7. Answer the phone with “Jim’s taxidermy? You snuff ’em, we stuff ’em!”
6. Shout every third word of your sentence. Or do it in some sort of Fibonachi sequence.
5. Mimic the accent of the other guy on the phone. Works particularly well with Northerners.
4. Pretend they have called the local Chinese restaurant, and keep confirming with them that they want “Number Fifree free wiv rice”.
3. Cry down the phone and keep asking them why nobody understands your ‘crippling emotional dysfunction’.
2. Keep asking ‘why?’ at everything they say.

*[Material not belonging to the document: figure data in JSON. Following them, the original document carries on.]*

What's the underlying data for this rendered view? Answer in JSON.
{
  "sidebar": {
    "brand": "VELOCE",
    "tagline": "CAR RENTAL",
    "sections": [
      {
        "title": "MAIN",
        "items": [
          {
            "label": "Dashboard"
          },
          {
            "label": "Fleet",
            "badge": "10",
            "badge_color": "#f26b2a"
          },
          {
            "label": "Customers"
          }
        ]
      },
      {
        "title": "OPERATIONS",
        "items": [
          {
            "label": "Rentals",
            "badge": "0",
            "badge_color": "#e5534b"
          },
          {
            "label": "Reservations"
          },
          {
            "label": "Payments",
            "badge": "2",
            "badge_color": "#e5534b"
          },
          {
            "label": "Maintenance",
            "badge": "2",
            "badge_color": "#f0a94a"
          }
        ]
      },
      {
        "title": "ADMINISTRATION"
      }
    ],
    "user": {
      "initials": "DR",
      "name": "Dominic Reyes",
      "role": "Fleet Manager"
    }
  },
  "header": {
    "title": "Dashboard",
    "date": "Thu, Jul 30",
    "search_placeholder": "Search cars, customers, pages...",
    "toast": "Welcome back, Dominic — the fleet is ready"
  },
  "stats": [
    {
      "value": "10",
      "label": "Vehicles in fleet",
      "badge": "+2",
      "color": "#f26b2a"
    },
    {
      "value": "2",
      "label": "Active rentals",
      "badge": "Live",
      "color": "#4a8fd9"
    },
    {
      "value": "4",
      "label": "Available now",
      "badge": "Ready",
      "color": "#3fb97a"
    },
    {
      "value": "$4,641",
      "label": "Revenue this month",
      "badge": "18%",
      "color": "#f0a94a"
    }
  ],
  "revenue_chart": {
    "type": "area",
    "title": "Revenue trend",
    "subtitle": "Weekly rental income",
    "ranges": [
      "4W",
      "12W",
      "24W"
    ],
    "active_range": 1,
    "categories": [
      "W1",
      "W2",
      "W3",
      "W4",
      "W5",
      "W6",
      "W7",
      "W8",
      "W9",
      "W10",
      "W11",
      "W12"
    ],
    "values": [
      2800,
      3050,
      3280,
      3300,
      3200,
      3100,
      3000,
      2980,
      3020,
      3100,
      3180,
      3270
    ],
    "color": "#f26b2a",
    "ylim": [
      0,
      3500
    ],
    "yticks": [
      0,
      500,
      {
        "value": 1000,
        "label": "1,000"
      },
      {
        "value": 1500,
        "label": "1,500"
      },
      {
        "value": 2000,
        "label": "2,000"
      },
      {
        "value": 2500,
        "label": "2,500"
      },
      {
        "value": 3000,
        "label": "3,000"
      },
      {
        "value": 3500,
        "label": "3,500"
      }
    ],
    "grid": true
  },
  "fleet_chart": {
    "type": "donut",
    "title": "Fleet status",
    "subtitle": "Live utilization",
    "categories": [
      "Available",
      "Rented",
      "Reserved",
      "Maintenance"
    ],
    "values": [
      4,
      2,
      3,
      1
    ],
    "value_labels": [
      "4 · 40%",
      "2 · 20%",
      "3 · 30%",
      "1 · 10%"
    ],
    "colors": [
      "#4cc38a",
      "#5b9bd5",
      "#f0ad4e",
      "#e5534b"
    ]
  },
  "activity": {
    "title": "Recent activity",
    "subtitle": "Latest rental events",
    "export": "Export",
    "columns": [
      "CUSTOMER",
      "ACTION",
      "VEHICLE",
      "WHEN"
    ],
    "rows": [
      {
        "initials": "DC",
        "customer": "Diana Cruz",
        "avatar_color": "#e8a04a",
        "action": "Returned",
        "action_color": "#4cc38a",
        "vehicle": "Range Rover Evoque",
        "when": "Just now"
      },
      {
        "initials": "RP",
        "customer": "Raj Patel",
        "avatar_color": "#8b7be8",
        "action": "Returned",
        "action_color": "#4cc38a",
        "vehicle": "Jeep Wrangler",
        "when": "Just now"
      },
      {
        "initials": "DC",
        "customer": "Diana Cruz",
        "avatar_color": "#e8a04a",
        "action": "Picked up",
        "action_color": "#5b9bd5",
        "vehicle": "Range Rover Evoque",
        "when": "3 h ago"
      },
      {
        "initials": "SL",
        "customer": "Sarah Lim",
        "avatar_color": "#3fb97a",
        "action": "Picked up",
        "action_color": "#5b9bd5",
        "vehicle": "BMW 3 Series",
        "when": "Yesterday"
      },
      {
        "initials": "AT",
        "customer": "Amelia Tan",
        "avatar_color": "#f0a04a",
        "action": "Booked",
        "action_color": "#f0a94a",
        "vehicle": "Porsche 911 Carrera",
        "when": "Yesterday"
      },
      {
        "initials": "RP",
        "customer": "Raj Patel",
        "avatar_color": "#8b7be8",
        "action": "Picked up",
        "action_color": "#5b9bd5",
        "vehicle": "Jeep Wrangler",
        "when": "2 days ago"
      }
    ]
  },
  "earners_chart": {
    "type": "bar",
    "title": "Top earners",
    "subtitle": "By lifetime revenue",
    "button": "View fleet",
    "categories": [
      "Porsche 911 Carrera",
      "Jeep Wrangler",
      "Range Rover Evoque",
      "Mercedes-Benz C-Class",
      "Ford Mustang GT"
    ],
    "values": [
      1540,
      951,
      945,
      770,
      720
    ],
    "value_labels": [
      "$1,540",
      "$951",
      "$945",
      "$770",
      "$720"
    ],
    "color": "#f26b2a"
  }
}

1. Pretend to be interested in what they are saying, then slowly make the conversation more and more surreal. Some suggestions include:
a. pretending you are interested in taking a loan because you are an international criminal who spent too much money trying to kill James Bond, before realising that he doesn’t exist.
b. pretending you are interested in double glazing in order to ‘stop the bees getting me’
c. pretending you need that new car loan in order to drive to your new giraffe farm. Those giraffes won’t be able to teach themselves the harmonicca, eh!